As soon as I received the report from the first sergeant I went looking for McCoid, but couldn't find him. Every couple of minutes some other soldier told me that Major McCoid was someplace else and was looking for me. But as soon as I went there I found that McCoid had left there and was somewhere else and looking for me.
Five frantic minutes later I was still pursuing the elusive McCoid. Rushing out of the front door of the company I ran right into McCoid who instantly launched into a tirade about how I should have reported to him as soon as he arrived. As the chewing out went on it became more and more eloquent and more and more profane. Streams of profanity were issuing forth the likes of which I had never heard before. I actually began to enjoy it. I listened with great admiration as McCoid crafted unique combinations of common swear words. It was an oratorical gem. It went on for a full four or five minutes without a letup.
All of this was semi-public since it was occurring on the front steps of the company and soldiers were constantly passing.
When McCoid finally ran out of things to yell at me about he lowered his voice and leaned in close to my right ear and said, "That is the worst ass chewing you have ever had, isn't it?"
I, remembering the seemingly unending and unprovoked "corrections" I received for a solid year as a plebe at West Point replied, "Not even close, sir!"
A look of anger flicked across McCoid's face, but I detected the corners of the major's mouth turning up in the closest thing I had ever seen to a smile on his face. I sensed that I had just passed some sort of test.
Over the next several years our paths crossed again. McCoid had been promoted to Lieutenant Colonel and reassigned to the division staff. Then, a Battle Group was put together to go to Okinawa to be the "strategic reserve" in the Pacific. Both of us were assigned to this unit, ensuring that we would serve together for the next two and one half years, unusual in the Army.

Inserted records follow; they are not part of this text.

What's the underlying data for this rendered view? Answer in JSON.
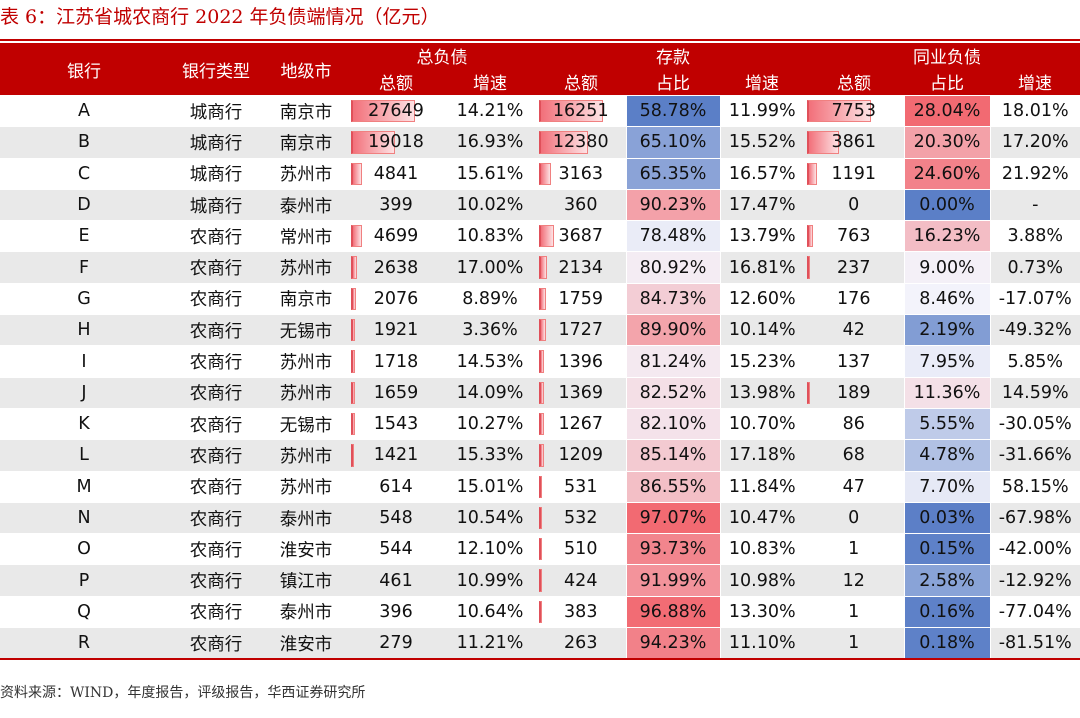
{
  "title": "表 6：江苏省城农商行 2022 年负债端情况（亿元）",
  "header": {
    "bank": "银行",
    "bank_type": "银行类型",
    "region": "地级市",
    "group_total_liab": "总负债",
    "group_deposit": "存款",
    "group_interbank": "同业负债",
    "total": "总额",
    "growth": "增速",
    "share": "占比"
  },
  "colors": {
    "header_bg": "#c00000",
    "bar_red": "#f2707a",
    "heat_blue": "#5b7fc7",
    "heat_red": "#f26a72"
  },
  "rows": [
    {
      "bank": "A",
      "type": "城商行",
      "city": "南京市",
      "tl_total": "27649",
      "tl_growth": "14.21%",
      "dep_total": "16251",
      "dep_share": "58.78%",
      "dep_growth": "11.99%",
      "ib_total": "7753",
      "ib_share": "28.04%",
      "ib_growth": "18.01%"
    },
    {
      "bank": "B",
      "type": "城商行",
      "city": "南京市",
      "tl_total": "19018",
      "tl_growth": "16.93%",
      "dep_total": "12380",
      "dep_share": "65.10%",
      "dep_growth": "15.52%",
      "ib_total": "3861",
      "ib_share": "20.30%",
      "ib_growth": "17.20%"
    },
    {
      "bank": "C",
      "type": "城商行",
      "city": "苏州市",
      "tl_total": "4841",
      "tl_growth": "15.61%",
      "dep_total": "3163",
      "dep_share": "65.35%",
      "dep_growth": "16.57%",
      "ib_total": "1191",
      "ib_share": "24.60%",
      "ib_growth": "21.92%"
    },
    {
      "bank": "D",
      "type": "城商行",
      "city": "泰州市",
      "tl_total": "399",
      "tl_growth": "10.02%",
      "dep_total": "360",
      "dep_share": "90.23%",
      "dep_growth": "17.47%",
      "ib_total": "0",
      "ib_share": "0.00%",
      "ib_growth": "-"
    },
    {
      "bank": "E",
      "type": "农商行",
      "city": "常州市",
      "tl_total": "4699",
      "tl_growth": "10.83%",
      "dep_total": "3687",
      "dep_share": "78.48%",
      "dep_growth": "13.79%",
      "ib_total": "763",
      "ib_share": "16.23%",
      "ib_growth": "3.88%"
    },
    {
      "bank": "F",
      "type": "农商行",
      "city": "苏州市",
      "tl_total": "2638",
      "tl_growth": "17.00%",
      "dep_total": "2134",
      "dep_share": "80.92%",
      "dep_growth": "16.81%",
      "ib_total": "237",
      "ib_share": "9.00%",
      "ib_growth": "0.73%"
    },
    {
      "bank": "G",
      "type": "农商行",
      "city": "南京市",
      "tl_total": "2076",
      "tl_growth": "8.89%",
      "dep_total": "1759",
      "dep_share": "84.73%",
      "dep_growth": "12.60%",
      "ib_total": "176",
      "ib_share": "8.46%",
      "ib_growth": "-17.07%"
    },
    {
      "bank": "H",
      "type": "农商行",
      "city": "无锡市",
      "tl_total": "1921",
      "tl_growth": "3.36%",
      "dep_total": "1727",
      "dep_share": "89.90%",
      "dep_growth": "10.14%",
      "ib_total": "42",
      "ib_share": "2.19%",
      "ib_growth": "-49.32%"
    },
    {
      "bank": "I",
      "type": "农商行",
      "city": "苏州市",
      "tl_total": "1718",
      "tl_growth": "14.53%",
      "dep_total": "1396",
      "dep_share": "81.24%",
      "dep_growth": "15.23%",
      "ib_total": "137",
      "ib_share": "7.95%",
      "ib_growth": "5.85%"
    },
    {
      "bank": "J",
      "type": "农商行",
      "city": "苏州市",
      "tl_total": "1659",
      "tl_growth": "14.09%",
      "dep_total": "1369",
      "dep_share": "82.52%",
      "dep_growth": "13.98%",
      "ib_total": "189",
      "ib_share": "11.36%",
      "ib_growth": "14.59%"
    },
    {
      "bank": "K",
      "type": "农商行",
      "city": "无锡市",
      "tl_total": "1543",
      "tl_growth": "10.27%",
      "dep_total": "1267",
      "dep_share": "82.10%",
      "dep_growth": "10.70%",
      "ib_total": "86",
      "ib_share": "5.55%",
      "ib_growth": "-30.05%"
    },
    {
      "bank": "L",
      "type": "农商行",
      "city": "苏州市",
      "tl_total": "1421",
      "tl_growth": "15.33%",
      "dep_total": "1209",
      "dep_share": "85.14%",
      "dep_growth": "17.18%",
      "ib_total": "68",
      "ib_share": "4.78%",
      "ib_growth": "-31.66%"
    },
    {
      "bank": "M",
      "type": "农商行",
      "city": "苏州市",
      "tl_total": "614",
      "tl_growth": "15.01%",
      "dep_total": "531",
      "dep_share": "86.55%",
      "dep_growth": "11.84%",
      "ib_total": "47",
      "ib_share": "7.70%",
      "ib_growth": "58.15%"
    },
    {
      "bank": "N",
      "type": "农商行",
      "city": "泰州市",
      "tl_total": "548",
      "tl_growth": "10.54%",
      "dep_total": "532",
      "dep_share": "97.07%",
      "dep_growth": "10.47%",
      "ib_total": "0",
      "ib_share": "0.03%",
      "ib_growth": "-67.98%"
    },
    {
      "bank": "O",
      "type": "农商行",
      "city": "淮安市",
      "tl_total": "544",
      "tl_growth": "12.10%",
      "dep_total": "510",
      "dep_share": "93.73%",
      "dep_growth": "10.83%",
      "ib_total": "1",
      "ib_share": "0.15%",
      "ib_growth": "-42.00%"
    },
    {
      "bank": "P",
      "type": "农商行",
      "city": "镇江市",
      "tl_total": "461",
      "tl_growth": "10.99%",
      "dep_total": "424",
      "dep_share": "91.99%",
      "dep_growth": "10.98%",
      "ib_total": "12",
      "ib_share": "2.58%",
      "ib_growth": "-12.92%"
    },
    {
      "bank": "Q",
      "type": "农商行",
      "city": "泰州市",
      "tl_total": "396",
      "tl_growth": "10.64%",
      "dep_total": "383",
      "dep_share": "96.88%",
      "dep_growth": "13.30%",
      "ib_total": "1",
      "ib_share": "0.16%",
      "ib_growth": "-77.04%"
    },
    {
      "bank": "R",
      "type": "农商行",
      "city": "淮安市",
      "tl_total": "279",
      "tl_growth": "11.21%",
      "dep_total": "263",
      "dep_share": "94.23%",
      "dep_growth": "11.10%",
      "ib_total": "1",
      "ib_share": "0.18%",
      "ib_growth": "-81.51%"
    }
  ],
  "source": "资料来源：WIND，年度报告，评级报告，华西证券研究所"
}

Lieutenant Colonel McCoid was now the Battle Group Executive Officer and I continued to serve in a rifle company. When we passed outdoors, where saluting was required, McCoid, by far the senior and the "saluted" officer according to protocol, would usually preempt my salute with his own and would shout, "Let's go, McGrew!" "Let's go" was the motto of the 325, the unit they had been in together in the 82d. The custom in the new unit was to shout "All the way, sir", which was properly answered by "Airborne!"
True to our long history together, I never knew how to answer McCoid's "Let's go!" The only thing I could think to do was respond "Airborne", which I always did. I have often wondered what those soldiers who heard this strange exchange thought of the colonel yelling "let's go" at the lieutenant, and the lieutenant's apparent glee at hearing it.
LTC McCoid had developed another interesting trademark. Whenever he sent out something to the unit over his signature, rather than following convention, he simply signed it "McCoid". I could think of only a few precedents for this. Pershing, MacArthur, Eisenhower came to mind. I found it both presumptuous and somehow admirable that this Lieutenant Colonel would adopt the practice of persons so important that their names alone were more telling than their titles. And, I thought, it was perfectly appropriate. To every officer in the unit, the name McCoid was all that was necessary. It mattered not what his job was, it was his name that mattered.
Years later I was on a short trip during the Christmas season to the Pentagon. I took a few minutes to try to locate my old comrade, now a full colonel on the Army staff. I found his office, but McCoid was not there that day. I left him a note to say that I had been by. I signed it "McGrew". A few days later I received a Christmas card in response. It was signed "McCoid."